The couple were represented by the Center for American Liberty. After filing a lawsuit, the Center announced it had reached a final settlement with DCF, with an agreement to reinstate the couple’s license. According to the agreement, a transgender-identifying child will not be placed in in a home with foster parents unwilling to socially transition children. “Vermont tried to turn foster licensing into an ideological screening process—conditioning the ability to serve vulnerable children on compelled speech and mandatory adherence to the government’s preferred views,” said Josh Dixon, lead attorney for the Center for American Liberty. “This settlement is a major win for constitutional rights and for kids who need safe, loving homes.
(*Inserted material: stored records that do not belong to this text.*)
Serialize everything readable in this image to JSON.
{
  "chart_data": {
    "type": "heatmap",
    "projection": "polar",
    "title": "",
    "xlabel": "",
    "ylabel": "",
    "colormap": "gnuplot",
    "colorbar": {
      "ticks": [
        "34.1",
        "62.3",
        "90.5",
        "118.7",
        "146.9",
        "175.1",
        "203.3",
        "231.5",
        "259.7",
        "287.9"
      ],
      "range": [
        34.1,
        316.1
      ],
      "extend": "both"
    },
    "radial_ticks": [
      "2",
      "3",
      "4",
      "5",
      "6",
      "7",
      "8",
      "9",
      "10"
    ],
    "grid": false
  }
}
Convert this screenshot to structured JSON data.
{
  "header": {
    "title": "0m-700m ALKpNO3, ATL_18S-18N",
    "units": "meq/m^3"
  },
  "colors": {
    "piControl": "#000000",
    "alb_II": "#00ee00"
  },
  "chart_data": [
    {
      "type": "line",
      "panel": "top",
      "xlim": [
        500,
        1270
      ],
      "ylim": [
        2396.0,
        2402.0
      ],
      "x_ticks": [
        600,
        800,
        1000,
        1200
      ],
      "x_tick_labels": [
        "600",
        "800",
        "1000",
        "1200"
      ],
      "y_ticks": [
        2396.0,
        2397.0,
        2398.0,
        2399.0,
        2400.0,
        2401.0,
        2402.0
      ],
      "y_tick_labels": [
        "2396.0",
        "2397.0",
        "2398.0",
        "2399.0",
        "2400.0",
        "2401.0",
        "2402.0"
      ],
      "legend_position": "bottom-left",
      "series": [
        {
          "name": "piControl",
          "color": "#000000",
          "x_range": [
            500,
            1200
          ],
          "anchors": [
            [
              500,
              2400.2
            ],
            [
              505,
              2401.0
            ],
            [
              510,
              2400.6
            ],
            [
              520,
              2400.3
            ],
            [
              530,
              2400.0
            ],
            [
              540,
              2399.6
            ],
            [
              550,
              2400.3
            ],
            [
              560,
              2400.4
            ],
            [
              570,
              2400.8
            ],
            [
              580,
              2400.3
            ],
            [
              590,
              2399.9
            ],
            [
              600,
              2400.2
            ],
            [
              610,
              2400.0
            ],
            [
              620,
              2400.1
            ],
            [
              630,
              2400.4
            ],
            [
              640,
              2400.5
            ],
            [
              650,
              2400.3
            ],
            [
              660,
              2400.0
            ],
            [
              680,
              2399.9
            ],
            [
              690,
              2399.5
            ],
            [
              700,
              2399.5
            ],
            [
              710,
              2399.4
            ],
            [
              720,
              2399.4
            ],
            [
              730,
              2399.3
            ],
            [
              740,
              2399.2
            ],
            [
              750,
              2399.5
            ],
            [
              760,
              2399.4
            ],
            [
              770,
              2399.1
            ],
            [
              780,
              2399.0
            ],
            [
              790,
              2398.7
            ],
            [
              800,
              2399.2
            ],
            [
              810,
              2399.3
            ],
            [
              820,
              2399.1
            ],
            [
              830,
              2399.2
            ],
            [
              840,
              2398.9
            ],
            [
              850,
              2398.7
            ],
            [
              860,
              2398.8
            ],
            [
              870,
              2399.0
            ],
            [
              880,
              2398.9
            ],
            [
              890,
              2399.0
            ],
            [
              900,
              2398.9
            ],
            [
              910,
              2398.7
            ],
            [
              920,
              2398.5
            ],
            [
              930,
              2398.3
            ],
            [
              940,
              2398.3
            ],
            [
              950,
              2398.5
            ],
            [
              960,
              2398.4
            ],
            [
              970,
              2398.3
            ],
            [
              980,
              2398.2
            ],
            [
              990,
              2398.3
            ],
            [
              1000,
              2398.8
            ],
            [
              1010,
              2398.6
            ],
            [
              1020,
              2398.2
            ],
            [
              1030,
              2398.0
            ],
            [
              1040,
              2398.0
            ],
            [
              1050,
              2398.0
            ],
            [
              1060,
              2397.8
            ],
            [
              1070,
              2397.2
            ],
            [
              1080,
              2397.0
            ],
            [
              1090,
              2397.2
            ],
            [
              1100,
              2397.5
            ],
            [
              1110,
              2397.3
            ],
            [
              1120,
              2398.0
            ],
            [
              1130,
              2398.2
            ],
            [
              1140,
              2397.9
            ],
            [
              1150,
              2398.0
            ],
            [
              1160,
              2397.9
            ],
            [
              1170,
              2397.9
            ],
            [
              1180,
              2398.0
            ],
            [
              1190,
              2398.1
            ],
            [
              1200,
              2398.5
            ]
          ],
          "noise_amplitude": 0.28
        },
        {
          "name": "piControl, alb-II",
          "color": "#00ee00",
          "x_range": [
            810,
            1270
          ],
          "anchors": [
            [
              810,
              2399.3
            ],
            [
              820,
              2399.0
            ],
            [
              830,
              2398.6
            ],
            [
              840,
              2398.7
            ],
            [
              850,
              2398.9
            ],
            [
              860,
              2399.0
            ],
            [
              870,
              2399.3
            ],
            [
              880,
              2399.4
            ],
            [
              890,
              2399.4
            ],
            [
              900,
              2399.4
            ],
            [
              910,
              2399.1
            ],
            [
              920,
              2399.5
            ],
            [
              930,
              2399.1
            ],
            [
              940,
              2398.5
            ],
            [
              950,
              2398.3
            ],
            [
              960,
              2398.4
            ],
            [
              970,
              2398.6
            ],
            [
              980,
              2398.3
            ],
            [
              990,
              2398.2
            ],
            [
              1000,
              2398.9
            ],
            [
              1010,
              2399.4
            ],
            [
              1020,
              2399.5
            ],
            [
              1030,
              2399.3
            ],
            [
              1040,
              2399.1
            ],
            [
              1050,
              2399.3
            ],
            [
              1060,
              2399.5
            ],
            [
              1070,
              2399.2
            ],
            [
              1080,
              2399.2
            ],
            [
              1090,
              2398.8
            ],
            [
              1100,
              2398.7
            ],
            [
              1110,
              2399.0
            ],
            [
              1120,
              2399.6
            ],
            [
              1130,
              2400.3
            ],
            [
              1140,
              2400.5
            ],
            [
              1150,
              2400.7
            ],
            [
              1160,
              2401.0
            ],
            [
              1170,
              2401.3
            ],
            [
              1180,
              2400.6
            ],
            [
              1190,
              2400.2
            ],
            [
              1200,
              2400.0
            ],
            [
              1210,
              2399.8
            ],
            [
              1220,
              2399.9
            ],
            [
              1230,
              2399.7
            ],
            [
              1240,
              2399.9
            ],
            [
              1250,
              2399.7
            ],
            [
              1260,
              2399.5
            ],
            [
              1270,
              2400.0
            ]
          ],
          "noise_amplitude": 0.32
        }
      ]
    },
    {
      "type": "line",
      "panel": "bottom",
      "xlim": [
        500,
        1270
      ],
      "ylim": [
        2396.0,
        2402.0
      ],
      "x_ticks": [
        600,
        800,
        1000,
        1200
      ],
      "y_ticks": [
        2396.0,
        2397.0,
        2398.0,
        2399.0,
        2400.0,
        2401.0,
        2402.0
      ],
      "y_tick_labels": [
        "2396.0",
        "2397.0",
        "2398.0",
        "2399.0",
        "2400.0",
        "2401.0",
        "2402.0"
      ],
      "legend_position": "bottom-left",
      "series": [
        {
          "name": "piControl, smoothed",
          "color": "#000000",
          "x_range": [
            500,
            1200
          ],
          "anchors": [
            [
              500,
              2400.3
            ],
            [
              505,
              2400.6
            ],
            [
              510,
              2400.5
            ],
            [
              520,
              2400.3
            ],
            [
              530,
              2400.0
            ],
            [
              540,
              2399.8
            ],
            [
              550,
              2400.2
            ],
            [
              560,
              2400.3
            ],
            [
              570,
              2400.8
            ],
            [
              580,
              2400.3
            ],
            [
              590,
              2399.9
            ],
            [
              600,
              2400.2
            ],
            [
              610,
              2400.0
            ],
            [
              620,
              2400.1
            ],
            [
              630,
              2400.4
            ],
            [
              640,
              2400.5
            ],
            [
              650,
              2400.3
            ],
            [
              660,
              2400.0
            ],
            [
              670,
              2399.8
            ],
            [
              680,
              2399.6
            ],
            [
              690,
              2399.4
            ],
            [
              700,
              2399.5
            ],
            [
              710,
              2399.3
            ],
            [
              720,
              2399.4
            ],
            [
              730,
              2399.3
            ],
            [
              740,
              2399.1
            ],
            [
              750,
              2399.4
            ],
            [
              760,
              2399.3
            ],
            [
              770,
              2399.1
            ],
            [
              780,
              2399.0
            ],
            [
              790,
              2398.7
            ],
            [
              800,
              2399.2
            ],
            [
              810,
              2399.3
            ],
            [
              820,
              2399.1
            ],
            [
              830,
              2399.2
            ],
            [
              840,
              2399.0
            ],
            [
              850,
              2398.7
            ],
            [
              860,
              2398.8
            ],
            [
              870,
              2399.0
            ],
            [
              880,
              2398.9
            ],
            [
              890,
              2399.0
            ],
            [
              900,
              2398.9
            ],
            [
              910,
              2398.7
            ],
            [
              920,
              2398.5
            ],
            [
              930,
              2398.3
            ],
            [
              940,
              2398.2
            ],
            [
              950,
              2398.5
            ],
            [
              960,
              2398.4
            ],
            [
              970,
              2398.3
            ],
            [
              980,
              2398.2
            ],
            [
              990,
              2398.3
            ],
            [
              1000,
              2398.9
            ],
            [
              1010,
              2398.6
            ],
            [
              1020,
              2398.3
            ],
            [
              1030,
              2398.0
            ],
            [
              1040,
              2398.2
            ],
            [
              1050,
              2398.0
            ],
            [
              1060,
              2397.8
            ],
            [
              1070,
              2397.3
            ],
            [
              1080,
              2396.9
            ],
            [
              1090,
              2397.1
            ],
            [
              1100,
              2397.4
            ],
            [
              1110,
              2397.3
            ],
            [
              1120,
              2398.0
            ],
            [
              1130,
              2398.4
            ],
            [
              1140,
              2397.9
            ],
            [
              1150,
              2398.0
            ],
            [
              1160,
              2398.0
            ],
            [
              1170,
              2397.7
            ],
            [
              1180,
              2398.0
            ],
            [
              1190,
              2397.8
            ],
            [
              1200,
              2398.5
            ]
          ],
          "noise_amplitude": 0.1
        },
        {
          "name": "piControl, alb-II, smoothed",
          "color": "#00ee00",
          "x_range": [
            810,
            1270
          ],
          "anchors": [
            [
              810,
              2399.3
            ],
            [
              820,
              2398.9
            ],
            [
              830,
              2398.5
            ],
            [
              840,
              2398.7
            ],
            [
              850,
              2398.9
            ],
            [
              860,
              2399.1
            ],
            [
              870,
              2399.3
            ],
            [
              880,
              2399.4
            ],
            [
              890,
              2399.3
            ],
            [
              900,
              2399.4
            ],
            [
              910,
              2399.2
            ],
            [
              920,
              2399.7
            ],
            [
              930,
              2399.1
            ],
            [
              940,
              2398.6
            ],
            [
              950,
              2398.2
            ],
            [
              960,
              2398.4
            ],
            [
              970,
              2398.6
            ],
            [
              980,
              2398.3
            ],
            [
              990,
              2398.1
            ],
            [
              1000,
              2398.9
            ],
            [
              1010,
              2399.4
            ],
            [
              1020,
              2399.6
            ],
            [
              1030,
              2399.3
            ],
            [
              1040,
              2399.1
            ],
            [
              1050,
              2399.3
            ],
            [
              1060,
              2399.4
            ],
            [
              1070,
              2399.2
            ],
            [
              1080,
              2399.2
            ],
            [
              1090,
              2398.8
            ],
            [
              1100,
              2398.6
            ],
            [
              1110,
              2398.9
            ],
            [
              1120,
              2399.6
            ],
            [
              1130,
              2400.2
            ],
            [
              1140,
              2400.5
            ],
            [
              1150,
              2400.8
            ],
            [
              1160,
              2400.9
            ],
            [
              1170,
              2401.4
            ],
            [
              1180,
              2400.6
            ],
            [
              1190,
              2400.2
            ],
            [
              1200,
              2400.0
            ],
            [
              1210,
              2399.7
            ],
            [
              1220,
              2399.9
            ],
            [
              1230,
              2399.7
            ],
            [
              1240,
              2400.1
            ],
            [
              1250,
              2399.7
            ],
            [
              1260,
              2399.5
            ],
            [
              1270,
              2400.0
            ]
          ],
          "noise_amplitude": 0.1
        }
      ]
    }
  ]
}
Vermont is restoring our clients’ license and adopting statewide guidance that puts the focus back where it belongs: on real-world caregiving and child safety—not political orthodoxy.”

In a separate case, the Alliance Defending Freedom announced that a settlement had been reached with the state of Vermont that would remove the LGBTQ+ gender ideology requirements for foster parents. The state has created new guidelines, stating, “[a]pplicants’ sincerely held personal, cultural, religious, moral, or philosophical beliefs shall not be considered in the licensing process” and that “Applicants shall not be excluded based on any such beliefs nor on an intent to live, parent, and make day-to-day caregiving decisions consistent with those beliefs, so long as required standards of safety, care, non-discrimination, and respect for a child’s safety, well-being, and dignity are met.” Foster parents who had their licenses revoked for their religious beliefs will have their licenses reinstated. ADF Senior Counsel Johannes Widmalm-Delphonse lauded the new guidelines. “No parent should be forced to lie to a vulnerable child about who they are, much less promote irreversible and life-altering procedures that don’t have any proven health benefits,” he said. “And, unfortunately, other loving families have been unable to open their homes to children in need just because of their Christian worldview.”